In the short run the focus should be on visiting them. The SAR government certainly has the resources to carry out a program of visits at the Guangdong prison where 400 Hong Kong prisoners are housed. China’s prison regulations allow government personnel from other provinces to visit prisoners from their locale, though in fact few local governments exercise this right with any frequency. Here is an opportunity for Hong Kong to contribute to penal reform in China while assisting some of its most vulnerable citizens. For starters the SAR government should negotiate a program of prison visits with the government of Guangdong, a program that should benefit both Hong Kong prisoners in Guangdong and Guangdong prisoners in Hong Kong.
Greater government involvement isn’t enough. Hong Kong society must show greater concern for Hong Kong prisoners overseas and on the Mainland. LegCo should press the SAR government to regularly give progress reports on the PTA with the Mainland (the last update was given in April 2008), and as part of this, to release basic information on the number and location of Hong Kong prisoners in Mainland prisons.

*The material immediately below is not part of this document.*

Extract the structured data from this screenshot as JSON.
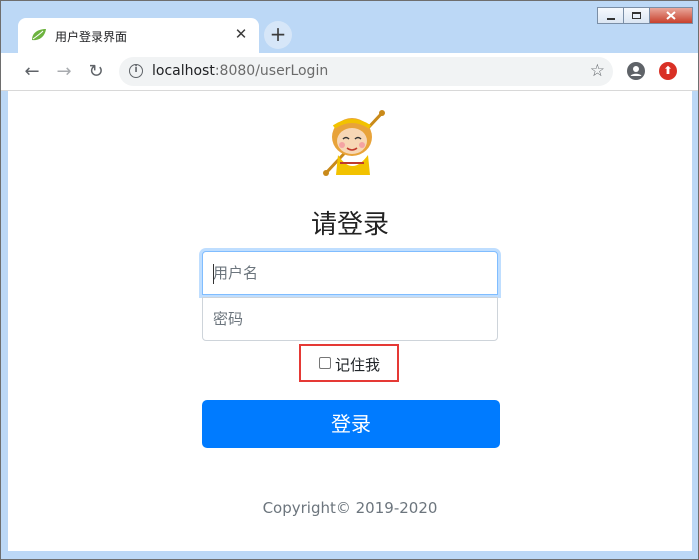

In the United Kingdom there is an organization called Prisoners Abroad. It assists the more than 1,000 citizens of the United Kingdom in prison overseas, and their families at home. It works to ensure that they are treated humanely, that they are free from torture. It supports local British consuls and organizes local expatriates to visit British prisoners. It makes grants to prisoners so they can buy food, bedding and clothing. It sends them books and magazines, and runs a volunteer pen-pal service. I look to the day when Hong Kong has an organization Like Prisoners Abroad.
On this day 92 years ago the Reverend Martin Luther King – that famous American prisoner of conscience – was born.
Dr. King spoke of those “weary souls with chains of fear and manacles of death,” words that describe so well our lost and abandoned brothers and sisters in the prisons of Mainland China.
“How long will justice be crucified,” Dr. King asked, “and truth bear it?”
That is the question I leave you with, brothers and sisters in Christ, on this Stewardship Sunday.